Politkovskaya wrote for Novaya Gazeta, Russia’s only editorially independent newspaper, edited by Dmitry Muratov, a co-recipient of the Nobel Peace Prize in 2021. Muratov is a muckraker at heart, but even he worries about the risks Politkovskaya takes. Frequently reporting from the battlefields of Russia’s dirty war in Chechnya, she earns the Chechens’ trust revealing Russian war crimes. She also earns Russian military’s hostility and several beatings.
Her family is not necessarily thrilled with her new notoriety, especially her son Ilya. Her semi-estranged husband Alexander somewhat resents seeing her journalistic prestige eclipsing his own. Yet, he makes a point of recording the death threats she receives, which becomes almost a full-time job.
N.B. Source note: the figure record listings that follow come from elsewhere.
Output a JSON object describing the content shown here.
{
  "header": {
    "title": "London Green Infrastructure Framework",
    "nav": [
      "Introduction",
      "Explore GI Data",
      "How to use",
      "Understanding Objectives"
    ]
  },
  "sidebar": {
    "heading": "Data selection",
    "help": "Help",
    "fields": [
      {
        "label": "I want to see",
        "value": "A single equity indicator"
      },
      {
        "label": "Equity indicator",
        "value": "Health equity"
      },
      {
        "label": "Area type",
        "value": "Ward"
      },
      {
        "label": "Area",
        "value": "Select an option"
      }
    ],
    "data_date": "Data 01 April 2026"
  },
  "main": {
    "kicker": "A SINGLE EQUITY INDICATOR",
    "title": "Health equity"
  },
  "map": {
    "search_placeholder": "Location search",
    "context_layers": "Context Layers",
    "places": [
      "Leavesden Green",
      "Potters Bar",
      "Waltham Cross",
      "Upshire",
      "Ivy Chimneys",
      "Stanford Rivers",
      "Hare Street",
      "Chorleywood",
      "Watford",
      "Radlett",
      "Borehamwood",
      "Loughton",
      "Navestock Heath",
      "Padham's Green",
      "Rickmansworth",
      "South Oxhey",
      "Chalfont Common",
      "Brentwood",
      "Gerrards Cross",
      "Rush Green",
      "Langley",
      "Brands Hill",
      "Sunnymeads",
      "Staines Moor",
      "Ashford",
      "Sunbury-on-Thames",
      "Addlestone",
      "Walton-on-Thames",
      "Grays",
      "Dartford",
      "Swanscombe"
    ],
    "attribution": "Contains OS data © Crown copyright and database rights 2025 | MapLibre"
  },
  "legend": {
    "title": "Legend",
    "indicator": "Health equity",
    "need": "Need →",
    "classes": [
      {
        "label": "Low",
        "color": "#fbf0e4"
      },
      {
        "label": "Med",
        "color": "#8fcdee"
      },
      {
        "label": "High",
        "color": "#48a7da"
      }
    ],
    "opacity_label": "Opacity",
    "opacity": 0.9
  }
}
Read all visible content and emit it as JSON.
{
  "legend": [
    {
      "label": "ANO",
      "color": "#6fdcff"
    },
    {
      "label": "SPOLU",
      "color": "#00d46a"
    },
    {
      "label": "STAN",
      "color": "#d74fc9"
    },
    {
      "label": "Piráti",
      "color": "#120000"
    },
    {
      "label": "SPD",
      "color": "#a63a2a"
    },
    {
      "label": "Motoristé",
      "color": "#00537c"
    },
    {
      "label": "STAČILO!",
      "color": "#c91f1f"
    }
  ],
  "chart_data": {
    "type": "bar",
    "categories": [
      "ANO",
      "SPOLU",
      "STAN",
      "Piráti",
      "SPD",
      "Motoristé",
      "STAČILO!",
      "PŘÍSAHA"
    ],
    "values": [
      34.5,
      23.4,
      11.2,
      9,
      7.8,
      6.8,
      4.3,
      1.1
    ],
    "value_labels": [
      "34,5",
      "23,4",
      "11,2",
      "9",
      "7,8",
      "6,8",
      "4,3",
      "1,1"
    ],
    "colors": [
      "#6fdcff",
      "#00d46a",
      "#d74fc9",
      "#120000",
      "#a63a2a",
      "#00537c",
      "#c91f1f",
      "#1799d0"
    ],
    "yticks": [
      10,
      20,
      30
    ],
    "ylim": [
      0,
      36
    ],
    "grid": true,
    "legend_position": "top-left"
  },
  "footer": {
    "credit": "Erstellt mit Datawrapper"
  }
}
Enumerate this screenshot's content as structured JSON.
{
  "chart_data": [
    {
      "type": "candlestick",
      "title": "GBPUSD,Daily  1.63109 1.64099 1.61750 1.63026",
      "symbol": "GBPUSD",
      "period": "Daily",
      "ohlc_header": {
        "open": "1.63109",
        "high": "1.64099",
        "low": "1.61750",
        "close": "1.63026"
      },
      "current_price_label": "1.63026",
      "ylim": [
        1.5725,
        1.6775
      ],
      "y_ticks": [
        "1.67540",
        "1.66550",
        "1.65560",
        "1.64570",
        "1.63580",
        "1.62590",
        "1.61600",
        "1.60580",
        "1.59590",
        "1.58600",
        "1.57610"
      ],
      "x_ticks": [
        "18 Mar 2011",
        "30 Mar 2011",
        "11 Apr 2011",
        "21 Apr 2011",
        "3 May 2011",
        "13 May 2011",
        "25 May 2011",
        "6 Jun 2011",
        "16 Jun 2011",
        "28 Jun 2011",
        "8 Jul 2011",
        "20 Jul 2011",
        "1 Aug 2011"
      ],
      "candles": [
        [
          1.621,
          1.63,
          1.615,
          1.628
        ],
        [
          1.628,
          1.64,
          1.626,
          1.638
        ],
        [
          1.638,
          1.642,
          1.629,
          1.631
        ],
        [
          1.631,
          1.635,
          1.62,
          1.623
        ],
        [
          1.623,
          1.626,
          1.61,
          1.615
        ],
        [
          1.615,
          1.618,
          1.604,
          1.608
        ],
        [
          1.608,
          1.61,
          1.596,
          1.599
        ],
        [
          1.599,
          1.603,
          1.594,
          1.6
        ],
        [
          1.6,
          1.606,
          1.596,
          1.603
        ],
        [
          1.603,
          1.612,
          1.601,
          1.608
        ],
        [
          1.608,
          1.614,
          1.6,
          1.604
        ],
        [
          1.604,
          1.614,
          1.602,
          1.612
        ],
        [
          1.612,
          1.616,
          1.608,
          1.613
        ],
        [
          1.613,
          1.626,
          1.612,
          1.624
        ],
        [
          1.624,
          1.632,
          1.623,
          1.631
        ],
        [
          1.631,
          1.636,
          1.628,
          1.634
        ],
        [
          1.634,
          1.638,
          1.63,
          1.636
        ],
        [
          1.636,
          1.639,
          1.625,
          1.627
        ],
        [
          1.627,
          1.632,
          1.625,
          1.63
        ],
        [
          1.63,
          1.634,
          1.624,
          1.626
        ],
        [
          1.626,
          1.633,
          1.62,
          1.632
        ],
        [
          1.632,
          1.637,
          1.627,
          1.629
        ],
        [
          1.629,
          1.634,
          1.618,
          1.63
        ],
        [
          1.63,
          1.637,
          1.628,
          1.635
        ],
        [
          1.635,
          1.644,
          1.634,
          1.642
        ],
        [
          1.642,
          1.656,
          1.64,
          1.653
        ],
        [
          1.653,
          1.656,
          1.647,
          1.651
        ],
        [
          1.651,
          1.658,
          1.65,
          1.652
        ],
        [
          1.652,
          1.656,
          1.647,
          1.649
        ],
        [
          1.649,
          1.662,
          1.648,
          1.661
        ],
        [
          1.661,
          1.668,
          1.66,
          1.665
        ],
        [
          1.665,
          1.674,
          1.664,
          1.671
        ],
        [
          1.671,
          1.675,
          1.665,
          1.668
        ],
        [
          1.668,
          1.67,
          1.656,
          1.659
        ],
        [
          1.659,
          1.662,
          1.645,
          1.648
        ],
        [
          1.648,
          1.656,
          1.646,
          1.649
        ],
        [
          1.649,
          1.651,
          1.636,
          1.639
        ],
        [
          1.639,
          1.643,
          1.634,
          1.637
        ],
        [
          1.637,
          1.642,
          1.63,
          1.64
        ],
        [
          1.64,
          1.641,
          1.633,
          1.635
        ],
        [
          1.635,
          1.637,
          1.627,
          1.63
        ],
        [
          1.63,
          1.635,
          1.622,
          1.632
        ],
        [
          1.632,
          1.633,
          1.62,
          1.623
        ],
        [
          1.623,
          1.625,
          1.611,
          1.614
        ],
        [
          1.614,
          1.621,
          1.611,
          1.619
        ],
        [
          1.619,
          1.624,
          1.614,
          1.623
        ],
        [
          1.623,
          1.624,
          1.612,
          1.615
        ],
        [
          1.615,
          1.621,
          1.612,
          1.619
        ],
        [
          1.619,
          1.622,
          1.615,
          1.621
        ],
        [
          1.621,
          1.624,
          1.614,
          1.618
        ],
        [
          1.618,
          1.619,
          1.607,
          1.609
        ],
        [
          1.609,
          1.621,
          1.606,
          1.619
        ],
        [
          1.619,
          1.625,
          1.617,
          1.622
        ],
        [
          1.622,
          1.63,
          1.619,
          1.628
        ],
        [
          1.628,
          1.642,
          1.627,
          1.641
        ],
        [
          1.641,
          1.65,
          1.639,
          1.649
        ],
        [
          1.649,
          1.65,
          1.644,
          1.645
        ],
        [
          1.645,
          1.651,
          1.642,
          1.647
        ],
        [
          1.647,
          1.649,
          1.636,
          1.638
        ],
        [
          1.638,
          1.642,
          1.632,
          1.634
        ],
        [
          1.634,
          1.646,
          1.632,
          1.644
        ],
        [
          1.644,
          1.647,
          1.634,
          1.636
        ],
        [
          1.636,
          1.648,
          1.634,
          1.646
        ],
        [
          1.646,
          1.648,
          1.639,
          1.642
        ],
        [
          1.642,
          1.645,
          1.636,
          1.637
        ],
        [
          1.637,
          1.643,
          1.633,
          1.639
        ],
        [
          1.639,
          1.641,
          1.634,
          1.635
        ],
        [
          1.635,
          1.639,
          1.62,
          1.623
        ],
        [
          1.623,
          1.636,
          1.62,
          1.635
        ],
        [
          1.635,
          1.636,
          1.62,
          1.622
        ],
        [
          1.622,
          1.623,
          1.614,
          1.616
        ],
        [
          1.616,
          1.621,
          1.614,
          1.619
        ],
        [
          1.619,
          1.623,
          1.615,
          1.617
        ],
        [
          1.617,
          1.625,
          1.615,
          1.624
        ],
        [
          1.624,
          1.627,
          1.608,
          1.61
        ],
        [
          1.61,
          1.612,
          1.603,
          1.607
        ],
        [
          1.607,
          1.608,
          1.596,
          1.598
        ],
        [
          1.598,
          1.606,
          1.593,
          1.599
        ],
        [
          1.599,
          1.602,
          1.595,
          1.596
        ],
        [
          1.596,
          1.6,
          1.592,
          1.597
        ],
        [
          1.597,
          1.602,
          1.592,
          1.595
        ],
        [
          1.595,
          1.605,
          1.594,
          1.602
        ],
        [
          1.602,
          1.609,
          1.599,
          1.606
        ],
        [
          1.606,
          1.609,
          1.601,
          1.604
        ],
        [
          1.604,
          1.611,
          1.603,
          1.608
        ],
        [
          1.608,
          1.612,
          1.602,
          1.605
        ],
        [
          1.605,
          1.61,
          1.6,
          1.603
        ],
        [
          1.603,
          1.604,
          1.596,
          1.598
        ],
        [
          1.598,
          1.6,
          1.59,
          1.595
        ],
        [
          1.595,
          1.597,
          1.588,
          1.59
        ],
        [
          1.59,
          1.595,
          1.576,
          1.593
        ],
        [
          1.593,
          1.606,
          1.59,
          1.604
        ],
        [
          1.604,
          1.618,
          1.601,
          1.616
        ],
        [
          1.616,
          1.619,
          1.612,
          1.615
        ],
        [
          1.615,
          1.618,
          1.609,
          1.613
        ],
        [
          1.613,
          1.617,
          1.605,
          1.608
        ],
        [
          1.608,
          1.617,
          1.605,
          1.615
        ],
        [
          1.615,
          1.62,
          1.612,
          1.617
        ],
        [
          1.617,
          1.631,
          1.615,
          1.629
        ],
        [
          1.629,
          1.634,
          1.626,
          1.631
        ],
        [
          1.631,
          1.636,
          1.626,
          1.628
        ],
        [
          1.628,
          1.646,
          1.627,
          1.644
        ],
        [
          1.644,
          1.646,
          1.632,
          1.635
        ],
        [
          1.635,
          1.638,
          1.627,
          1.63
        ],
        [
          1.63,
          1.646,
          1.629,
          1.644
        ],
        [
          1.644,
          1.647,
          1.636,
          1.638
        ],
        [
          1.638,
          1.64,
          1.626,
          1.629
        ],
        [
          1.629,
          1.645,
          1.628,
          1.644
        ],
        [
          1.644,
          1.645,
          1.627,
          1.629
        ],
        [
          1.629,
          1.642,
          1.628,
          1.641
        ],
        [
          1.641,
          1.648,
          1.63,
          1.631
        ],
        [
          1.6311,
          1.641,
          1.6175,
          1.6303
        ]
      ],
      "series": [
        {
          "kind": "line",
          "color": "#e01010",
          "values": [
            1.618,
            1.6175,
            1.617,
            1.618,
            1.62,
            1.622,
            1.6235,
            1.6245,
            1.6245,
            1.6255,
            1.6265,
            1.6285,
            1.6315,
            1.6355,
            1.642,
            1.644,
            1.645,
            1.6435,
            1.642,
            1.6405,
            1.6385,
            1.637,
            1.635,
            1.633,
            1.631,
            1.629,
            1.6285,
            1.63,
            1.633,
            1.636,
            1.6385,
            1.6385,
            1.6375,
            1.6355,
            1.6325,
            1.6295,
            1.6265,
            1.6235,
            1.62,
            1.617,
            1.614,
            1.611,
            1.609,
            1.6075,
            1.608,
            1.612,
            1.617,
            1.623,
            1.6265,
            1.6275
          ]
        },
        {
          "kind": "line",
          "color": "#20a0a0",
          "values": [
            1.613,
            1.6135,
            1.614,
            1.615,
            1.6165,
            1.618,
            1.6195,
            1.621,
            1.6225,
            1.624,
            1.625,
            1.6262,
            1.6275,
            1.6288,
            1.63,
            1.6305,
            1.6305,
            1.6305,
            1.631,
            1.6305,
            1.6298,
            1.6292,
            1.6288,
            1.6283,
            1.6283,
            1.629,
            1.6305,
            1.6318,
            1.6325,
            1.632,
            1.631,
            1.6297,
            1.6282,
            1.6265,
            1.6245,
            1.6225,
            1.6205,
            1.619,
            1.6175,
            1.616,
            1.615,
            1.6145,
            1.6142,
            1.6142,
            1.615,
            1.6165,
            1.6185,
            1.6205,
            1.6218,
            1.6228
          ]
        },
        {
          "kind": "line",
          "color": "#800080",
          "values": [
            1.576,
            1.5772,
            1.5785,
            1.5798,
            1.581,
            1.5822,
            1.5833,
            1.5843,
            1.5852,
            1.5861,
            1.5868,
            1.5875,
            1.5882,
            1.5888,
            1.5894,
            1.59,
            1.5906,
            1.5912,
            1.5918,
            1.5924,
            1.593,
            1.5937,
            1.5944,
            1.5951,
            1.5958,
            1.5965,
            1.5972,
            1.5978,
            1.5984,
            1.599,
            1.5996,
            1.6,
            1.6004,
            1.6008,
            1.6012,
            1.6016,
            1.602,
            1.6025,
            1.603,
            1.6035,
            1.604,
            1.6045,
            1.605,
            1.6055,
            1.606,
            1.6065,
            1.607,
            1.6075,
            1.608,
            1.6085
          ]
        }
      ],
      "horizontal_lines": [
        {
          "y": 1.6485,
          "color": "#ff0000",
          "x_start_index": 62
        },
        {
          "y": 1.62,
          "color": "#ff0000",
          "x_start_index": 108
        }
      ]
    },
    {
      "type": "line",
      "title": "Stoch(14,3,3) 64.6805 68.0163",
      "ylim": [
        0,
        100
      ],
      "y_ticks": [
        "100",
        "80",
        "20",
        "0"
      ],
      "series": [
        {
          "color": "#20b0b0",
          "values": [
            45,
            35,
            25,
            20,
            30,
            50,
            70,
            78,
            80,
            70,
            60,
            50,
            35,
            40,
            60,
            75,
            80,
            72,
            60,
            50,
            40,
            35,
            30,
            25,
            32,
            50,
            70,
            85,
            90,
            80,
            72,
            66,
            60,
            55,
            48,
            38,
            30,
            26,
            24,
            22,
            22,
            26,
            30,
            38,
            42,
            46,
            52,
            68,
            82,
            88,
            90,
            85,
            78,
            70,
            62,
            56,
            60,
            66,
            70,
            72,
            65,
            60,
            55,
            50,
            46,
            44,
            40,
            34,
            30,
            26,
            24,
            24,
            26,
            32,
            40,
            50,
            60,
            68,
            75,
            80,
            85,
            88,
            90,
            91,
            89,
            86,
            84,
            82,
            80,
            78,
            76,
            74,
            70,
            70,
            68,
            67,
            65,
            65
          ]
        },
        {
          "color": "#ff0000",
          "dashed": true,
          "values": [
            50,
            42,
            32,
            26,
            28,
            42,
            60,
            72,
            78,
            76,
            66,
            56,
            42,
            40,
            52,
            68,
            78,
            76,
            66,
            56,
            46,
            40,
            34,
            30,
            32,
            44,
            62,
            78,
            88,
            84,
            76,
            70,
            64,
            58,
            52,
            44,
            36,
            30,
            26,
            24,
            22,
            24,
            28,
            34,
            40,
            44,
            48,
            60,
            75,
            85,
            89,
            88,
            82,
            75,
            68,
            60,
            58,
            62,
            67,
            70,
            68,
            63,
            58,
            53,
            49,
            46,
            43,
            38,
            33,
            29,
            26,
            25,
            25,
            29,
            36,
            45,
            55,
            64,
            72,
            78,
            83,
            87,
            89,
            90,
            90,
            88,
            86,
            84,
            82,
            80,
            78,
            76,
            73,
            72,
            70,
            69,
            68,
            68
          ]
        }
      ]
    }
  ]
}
Thanks to the credibility she established, the Chechen militia hostage-takers requested her as a mediator during the Moscow Theater Siege, so she saw first-hand how the Russian police killed 132 innocent civilians through their use of an opioid-derived chemical agent.
The film begins with the first attempt on Politkovskaya’s life, an airliner poisoning that eerily parallels the 2020 attempted assassination of Alexei Navalny, and then rewinds to show the why’s and how’s. Frankly, it really starts with a bang, because her escape from the compromised hospital, engineered by Muratov and her grown children, Ilya and Vera, is a true white-knuckle sequence.
It is also worth noting Words of War never indulges in hagiography. As portrayed by the aptly cast Maxine Peake, Politkovskaya is often difficult, but always acutely human. She is also more right than wrong, at least on the big-picture issues.
If you don’t know how it ends, then the Kremlin would like to commend you on your choice of news sources. For the rest of us who understand what is coming, it still lands as a gut-punch, because it is so cold and cruel. We can’t say we weren’t warned. What happened to Politkovskaya happened to Navalny and the war crimes committed in Chechnya were repeated in Ukraine.